Irrigating young bogs

A good irrigation plan manages the volume, frequency, and application of water in an organized and efficient way. A clean abundant water supply is only the first step in Pine Island’s water management program; a detailed irrigation routine is also crucial to our goals.

A cranberry crop’s needs are met in three ways: rain, irrigation, and soil contribution. Unfortunately, farmers have yet to find a way to control the weather, so they must turn to the things that they can control. As it turns out, a study by Bruce Lampinen showed that for many weeks during the growing season, most cranberry beds were too wet. This can especially be a problem in the humid climate of southern New Jersey, and if not dealt with, can cause conditions favorable to fruit rot and root rot. Cranberry beds usually receive up to one inch of water per week from either rain, capillary action from the ground water, irrigation, or a combination of all three. But as conditions can vary from bog to bog, this does not always result in ideal soil conditions.

We have mentioned before our use of tensiometers in monitoring soil moisture. (From UMass: “A tensiometer is a sealed, water-filled tube with a vacuum gauge on the upper end and a porous ceramic tip on the lower end. A tensiometer measures the soil water potential in the soil. As the soil around the tensiometer dries out, water is drawn from the tube through the ceramic tip. This creates a vacuum in the tube that can be read on the vacuum gauge. When the soil water is increased, through rainfall or irrigation, water enters the tube through the porous tip, lowering the gauge reading.”)

How we measure soil moisture

Lampinen’s study showed that maintaining a water table beneath the bed a sufficient depth to provide water to the root zone by capillary rise while avoiding oversaturation in the root zone, irrigation needs can be met. In order to best measure this, he designed a water level float, or lampinometer, which can be easily assembled using parts from various hardware, plumbing, or garden supply stores, making it an economical choice for growers. The lampinometer is not only less expensive, it also requires less maintenance and is more sensitive to water table fluctuations. (Study.)

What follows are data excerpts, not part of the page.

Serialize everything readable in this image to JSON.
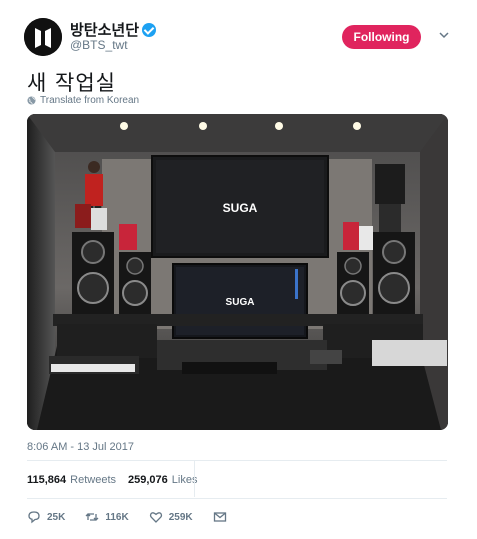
{
  "account": {
    "display_name": "방탄소년단",
    "handle": "@BTS_twt",
    "follow_label": "Following"
  },
  "tweet": {
    "text": "새 작업실",
    "translate_label": "Translate from Korean",
    "timestamp": "8:06 AM - 13 Jul 2017"
  },
  "photo": {
    "monitor_top_label": "SUGA",
    "monitor_bottom_label": "SUGA"
  },
  "stats": {
    "retweets_count": "115,864",
    "retweets_label": "Retweets",
    "likes_count": "259,076",
    "likes_label": "Likes"
  },
  "actions": {
    "reply_count": "25K",
    "retweet_count": "116K",
    "like_count": "259K"
  },
  "colors": {
    "follow_button": "#e0245e",
    "verified": "#1da1f2",
    "muted_text": "#657786"
  }
}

Vanessa DeJesus and Casey Koehler started working on the tensiometers two weeks ago. “I basically just make sure the plants have enough water,” Vanessa says. “If they’re looking a little dry, I notify Fred [Torres] and then they decide if they need to start the pumps.” The tensiometers are not infallible, she adds. “They’re mechanical; like everything else, you need to double check things yourself. Just in case.” She’s also training other team members how to do the readings: “I do a little bit of everything. So if I’m not available, someone else can step in. The more you know, the better.” Casey worked with Matt Giberson on measuring and installation and says the physical installation was a lot easier than the prep! (“It’s a lot of math,” Matt says. “Peter Oudemans helped us with the set-up, but once we learned it things went well.”)

Team members Kylie Naylor and Kelvin Colon have also been hard at work heading up this new project, which is currently focused on the young bogs. Young bogs have different needs than older ones, Kelvin says. “They tend to lose more water during the day because there’s no vine canopy.” It’s been a learning process for both of them as well. “We know all about tensiometers, but we’ve never tried anything like this before.”

Kylie explains that they’re looking at the wet and dry numbers and the range in between. “You also need to feel the soil, check the root ball and its moisture level. That will determine if we need to irrigate.”

Once the team began the lampinometer installation (“Matt and I spent two days learning about it,” Kelvin says. “It seemed complicated at first but once we got the hang of it things went smoothly.”) they set up a daily routine to monitor the young bogs. “We’re still putting them in,” says Matt. “But it’s going to be cool to see how they work.”

Kylie agrees: “Figuring it out helps build confidence, I think. Since you have to come at the [irrigation] problem from a different angle, you have to pool your knowledge and make judgment calls. It comes down to having your feet in the bog to know what you need to do.” And with Kylie and Kelvin heading up such a hard-working team, Pine Island Cranberry will continue to improve upon planning and performance!